И повод для того имелся. Аж два!
Ударившее в голову вкусное шампанское, коим ее угощал щедрый купец Столешников. И покоящийся за корсажем золотой перстенек с крупным бриллиантом, забытый под ее кроватью одним из сегодняшних посетителей.
Вещица старинная, фамильная. Хороший ювелир за нее дорого даст. Тут и на домик в деревне хватит, и на лавку швейную. А там, глядишь, и желтый билет [1] сжечь можно. Жизнь заново начать.
Она давно мечтала скопить достаточно денег, вернуться из небольшого, но шумного Китежа в родные края. Мужа достойного найти, детишек ему нарожать. Чай баба не старая. Дюже красивая. Мужики сурьезные порог спаленки обивают. Нежной камелией [2] зовут…
От извозчика Алевтина Максимовна отказалась. До доходного дома на Брюховской, где она арендовала небольшую комнатенку, идти всего-ничего.
Отражавшийся от свежевыпавшего снега лунный свет не давал ей сбиться с пути. Дорожка к дому проходила средь елей Перемейского парка, где в этот поздний час не наблюдалось ни души.
Шаг ее потертых сапожек был нетверд. В голове играла веселая мелодия. Полушубок, лишившись давеча последней пуговицы, так и норовил соскользнуть с плеч.
От радостных мыслей Алевтину Максимовну отвлек неясный шум. Женщина оглянулась, никого не заметила, махнула рукой и продолжила путь.
Должно быть ветер разгулялся. Решил пошалить. Погода нынче премерзкая.
Хрустнула ветка. Закричал ворон. Да так пронзительно, что Алевтину Максимовну одурь со страху взяла.
Визгнула. Подпрыгнула. Заозиралась по сторонам, покамест ей не привиделся прячущийся за ближайшей елью высокий, темный силуэт.
– Кто вы будете? Зачем преследуете меня? – в голосе женщины чувствовалась бравада, подпитываемая еще не совсем растворившимися в голове пузырьками от шампанского.
– Алевтина…
Узнав этот голос, она облегченно вздохнула.

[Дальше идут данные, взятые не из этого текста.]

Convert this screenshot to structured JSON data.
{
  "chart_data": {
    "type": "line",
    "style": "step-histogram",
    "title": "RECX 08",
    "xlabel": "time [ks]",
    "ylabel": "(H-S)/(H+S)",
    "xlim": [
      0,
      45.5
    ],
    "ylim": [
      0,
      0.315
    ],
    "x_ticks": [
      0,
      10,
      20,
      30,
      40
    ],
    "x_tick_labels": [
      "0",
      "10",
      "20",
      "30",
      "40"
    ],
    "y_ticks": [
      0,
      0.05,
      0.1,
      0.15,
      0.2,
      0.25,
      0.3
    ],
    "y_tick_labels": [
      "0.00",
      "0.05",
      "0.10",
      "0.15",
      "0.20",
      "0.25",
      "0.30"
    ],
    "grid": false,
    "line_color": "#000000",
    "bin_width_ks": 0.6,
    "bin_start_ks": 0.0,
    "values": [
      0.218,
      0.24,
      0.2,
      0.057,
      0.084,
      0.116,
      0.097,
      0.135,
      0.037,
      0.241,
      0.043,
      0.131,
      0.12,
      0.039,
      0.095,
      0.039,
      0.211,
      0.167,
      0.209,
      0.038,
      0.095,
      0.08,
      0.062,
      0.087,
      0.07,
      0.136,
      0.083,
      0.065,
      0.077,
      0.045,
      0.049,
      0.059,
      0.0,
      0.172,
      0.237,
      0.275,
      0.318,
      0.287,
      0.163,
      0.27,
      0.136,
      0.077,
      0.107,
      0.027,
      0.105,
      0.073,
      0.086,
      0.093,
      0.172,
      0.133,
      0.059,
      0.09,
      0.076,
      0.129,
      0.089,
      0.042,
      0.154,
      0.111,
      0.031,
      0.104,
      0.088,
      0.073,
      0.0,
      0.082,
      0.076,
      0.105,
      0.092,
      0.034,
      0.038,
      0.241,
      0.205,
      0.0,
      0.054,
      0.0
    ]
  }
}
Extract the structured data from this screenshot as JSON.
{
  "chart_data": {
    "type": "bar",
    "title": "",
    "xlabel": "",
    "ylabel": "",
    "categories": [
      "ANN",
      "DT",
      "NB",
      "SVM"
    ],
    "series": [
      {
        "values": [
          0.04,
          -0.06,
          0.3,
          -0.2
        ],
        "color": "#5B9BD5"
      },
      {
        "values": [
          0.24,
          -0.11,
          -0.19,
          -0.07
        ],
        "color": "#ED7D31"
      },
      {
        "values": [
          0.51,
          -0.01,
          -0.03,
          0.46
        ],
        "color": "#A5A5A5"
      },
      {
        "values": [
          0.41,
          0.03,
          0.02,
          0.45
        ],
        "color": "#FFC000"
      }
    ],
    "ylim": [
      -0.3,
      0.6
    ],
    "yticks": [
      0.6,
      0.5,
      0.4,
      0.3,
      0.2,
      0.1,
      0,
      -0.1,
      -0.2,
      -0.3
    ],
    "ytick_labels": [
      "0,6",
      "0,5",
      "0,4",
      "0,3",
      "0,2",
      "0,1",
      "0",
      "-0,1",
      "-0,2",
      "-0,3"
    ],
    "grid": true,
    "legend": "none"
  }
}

– Ах, это ты… Испужал, охальник окаянный! – Будь он рядом, огрела бы по плечу. Это ж надо так подкрасться! – Уходи! Не об чем мне с тобой лясы точить!
Алевтина Максимовна отвернулась, дабы продолжить путь, и не увидела, как в руке ее знакомца блеснуло лезвие острого ножа…
***
[1] Аналогичный паспорту документ жёлтого цвета, который давал право легально заниматься проституцией.
[2] Женщина легкого поведения, куртизанка, кокотка. Вошло в обиход под влиянием романа А. Дюма «Дама с камелиями».
Глава 1, Где смерть – не повод для отчаяния.
– Глаша, неси воды! И нашатырный спирт, он в моем комоде в верхнем ящике!
– У кого-нибудь имеются нюхательные соли?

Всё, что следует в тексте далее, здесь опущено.